Ali a également partagé le récit du réalisateur George Miller sur « Le casting emblématique de Turner » dans le rôle de Tante Entity dans le film [fr] :
Mad Max is about an apocalyptic world, and we needed someone who was powerful, but most of all, who was a wonderful survivor […] and as a writing reference we kept on saying, ‘Someone like Tina Turner, someone like Tina Turner.’
Mad Max est à propos d’un monde apocalyptique, et nous avions besoin de quelqu’un de puissant, mais par-dessus tout, de quelqu’un qui était un merveilleux survivant […] et comme référence d'écriture, nous n'arrêtions pas de dire : « Quelqu'un comme Tina Turner, quelqu'un comme Tina Turner ».
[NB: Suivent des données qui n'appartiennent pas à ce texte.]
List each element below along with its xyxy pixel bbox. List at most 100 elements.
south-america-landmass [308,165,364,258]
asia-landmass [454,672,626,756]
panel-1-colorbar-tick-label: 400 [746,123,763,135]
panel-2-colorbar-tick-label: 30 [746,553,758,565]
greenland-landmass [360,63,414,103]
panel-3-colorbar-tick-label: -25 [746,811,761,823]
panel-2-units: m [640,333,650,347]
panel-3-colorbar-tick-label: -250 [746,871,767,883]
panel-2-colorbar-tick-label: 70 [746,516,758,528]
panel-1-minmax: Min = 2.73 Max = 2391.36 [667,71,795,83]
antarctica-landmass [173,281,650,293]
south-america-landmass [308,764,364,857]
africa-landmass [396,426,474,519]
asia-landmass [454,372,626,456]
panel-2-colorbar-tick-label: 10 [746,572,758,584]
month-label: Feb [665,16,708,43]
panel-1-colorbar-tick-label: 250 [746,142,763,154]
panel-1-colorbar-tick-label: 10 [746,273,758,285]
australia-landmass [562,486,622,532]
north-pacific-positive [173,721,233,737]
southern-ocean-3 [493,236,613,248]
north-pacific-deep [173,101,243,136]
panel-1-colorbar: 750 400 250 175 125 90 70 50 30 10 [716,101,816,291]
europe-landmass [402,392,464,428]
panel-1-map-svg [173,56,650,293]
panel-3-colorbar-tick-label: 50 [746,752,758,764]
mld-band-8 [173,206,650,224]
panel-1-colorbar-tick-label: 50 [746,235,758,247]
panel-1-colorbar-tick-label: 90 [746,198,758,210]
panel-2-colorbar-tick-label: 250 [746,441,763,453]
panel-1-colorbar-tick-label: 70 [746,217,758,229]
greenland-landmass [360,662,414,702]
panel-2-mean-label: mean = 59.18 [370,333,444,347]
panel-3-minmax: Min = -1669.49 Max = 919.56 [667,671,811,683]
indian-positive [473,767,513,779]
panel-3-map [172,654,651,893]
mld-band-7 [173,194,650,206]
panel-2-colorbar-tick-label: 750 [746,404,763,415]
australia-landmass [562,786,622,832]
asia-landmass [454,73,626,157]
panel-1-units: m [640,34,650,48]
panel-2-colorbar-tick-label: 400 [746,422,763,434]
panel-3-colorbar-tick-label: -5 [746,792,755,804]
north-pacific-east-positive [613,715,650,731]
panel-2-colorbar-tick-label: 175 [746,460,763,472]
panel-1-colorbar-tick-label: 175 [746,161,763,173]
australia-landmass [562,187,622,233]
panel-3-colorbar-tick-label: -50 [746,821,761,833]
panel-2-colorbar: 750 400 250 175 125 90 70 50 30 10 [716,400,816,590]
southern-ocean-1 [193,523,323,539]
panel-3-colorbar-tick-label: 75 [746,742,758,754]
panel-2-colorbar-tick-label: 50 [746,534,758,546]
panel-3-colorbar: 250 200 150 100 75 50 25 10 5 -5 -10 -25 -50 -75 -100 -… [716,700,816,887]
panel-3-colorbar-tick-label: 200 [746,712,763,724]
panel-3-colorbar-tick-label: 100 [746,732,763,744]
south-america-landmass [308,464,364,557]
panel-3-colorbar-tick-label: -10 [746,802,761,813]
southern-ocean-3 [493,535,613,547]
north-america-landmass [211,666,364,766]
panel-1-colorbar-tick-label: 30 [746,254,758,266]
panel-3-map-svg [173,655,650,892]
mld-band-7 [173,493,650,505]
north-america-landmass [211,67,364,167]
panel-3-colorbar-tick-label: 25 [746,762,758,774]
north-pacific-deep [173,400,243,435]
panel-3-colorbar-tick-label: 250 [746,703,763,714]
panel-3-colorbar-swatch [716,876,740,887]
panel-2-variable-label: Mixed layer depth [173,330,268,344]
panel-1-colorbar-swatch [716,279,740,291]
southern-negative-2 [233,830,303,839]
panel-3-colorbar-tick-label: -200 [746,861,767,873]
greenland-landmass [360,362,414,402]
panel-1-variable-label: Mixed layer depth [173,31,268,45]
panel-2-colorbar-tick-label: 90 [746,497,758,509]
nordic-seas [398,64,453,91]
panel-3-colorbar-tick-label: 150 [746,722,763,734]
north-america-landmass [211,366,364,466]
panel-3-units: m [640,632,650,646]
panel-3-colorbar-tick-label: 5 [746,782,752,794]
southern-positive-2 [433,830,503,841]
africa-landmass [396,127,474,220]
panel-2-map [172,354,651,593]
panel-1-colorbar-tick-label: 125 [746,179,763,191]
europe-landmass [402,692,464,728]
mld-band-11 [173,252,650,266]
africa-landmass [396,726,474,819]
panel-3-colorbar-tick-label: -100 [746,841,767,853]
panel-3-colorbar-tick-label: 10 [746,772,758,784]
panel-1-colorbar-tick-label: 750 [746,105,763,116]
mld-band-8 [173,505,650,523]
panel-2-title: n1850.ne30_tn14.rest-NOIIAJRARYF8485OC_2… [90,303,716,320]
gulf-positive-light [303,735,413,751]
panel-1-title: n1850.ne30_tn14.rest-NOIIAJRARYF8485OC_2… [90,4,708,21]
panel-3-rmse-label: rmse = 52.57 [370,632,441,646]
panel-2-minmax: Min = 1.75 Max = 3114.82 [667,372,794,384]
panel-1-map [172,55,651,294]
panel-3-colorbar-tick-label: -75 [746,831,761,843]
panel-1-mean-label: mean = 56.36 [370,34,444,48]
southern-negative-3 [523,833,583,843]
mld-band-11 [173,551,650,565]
Sa décision de parler publiquement de son expérience en tant que survivante de violences domestiques, évoquée avec force dans le film « What's Love Got To Do With It »[fr] basé sur son autobiographie de 1986 intitulé « I Tina »[fr], a permis a beaucoup de gens de s'identifier à elle, gravant ainsi son nom pas seulement sur leurs lèvres, mais aussi dans leurs cœurs. Ceci a été particulièrement vrai dans les Caraïbes[fr], qui luttent[fr] contre un taux élevé de violences domestiques et de féminicide. Pour beaucoup de femmes caribéennes, Tina Turner était un symbole de résistance et d'espoir, de ce qu'il pourrait arriver si l'on était sincère, travailleur et courageux, si l'on avait la foi. Elle attribue une grande partie de cette réussite au bouddhisme, qui, selon elle, lui a donné la force dont elle avait besoin pour quitter Ike.
Son incroyable retour a consolidé son titre de reine du Rock and Roll. Turner a été intronisée (avec Ike, qui était en prison à ce moment-là pour avoir conduit sous l'influence de cocaïne) au Panthéon du Rock and Roll en 1991, lorsqu'elle a commencé à jouer le rôle de femme politique. À cette époque, elle a trouvé l'amour auprès d'Erwin Bach, un producteur de disques allemand (qu'elle a épousé en 2013), et passe plus de temps en Suisse, où elle a été naturalisée.
En 1994, ses succès ont été rassemblés dans une anthologie de trois disques baptisée « The Collected Recordings ». En 1999, elle a annoncé sa dernière tournée des stades, qui est devenue la tournée la plus rentable de l'année 2000. Elle a toutefois continué à se produire sur scène pendant un certain temps, notamment lors de la tournée du 50e anniversaire de Tina! (une comédie musicale de Broadway). Sa deuxième autobiographie, « Tina Turner : My Love Story », a été publiée en 2018.
Son intégration au Panthéon du Rock and Roll en tant qu'artiste solo a finalement eu lieu en 2021, alors qu'elle était âgée de 81 ans. Cette même année, le documentaire « Tina » est diffusé sur HBO, et elle a vendu son catalogue de musique au label d'édition BMG pour une somme non divulguée.
Les utilisateurs des réseaux sociaux des Caraïbes, comme les internautes du monde entier, ont rendu hommage à l'icône mondiale, la remerciant pour sa musique et son exemple. Ils ont salué son « optimisme indomptable », applaudis son sens unique du style et l'ont qualifiée de légende.
Les triomphes de Turner ne l'ont pas protégée des traumatismes puisque son fils Craig, issu d'une relation avec le saxophoniste Raymond Hill, s'est donné la mort en 2018 et Ronnie, son fils avec Ike, est décédé d'un cancer du côlon quatre ans plus tard, mais elle a toujours essayé de se concentrer sur la joie : sa musique, son mari et les enfants qui lui restent, Ike Jr. et Michael, tous deux issus du premier mariage d'Ike, et qu'elle a élevés. Les petites choses significatives qui font une vie extraordinaire.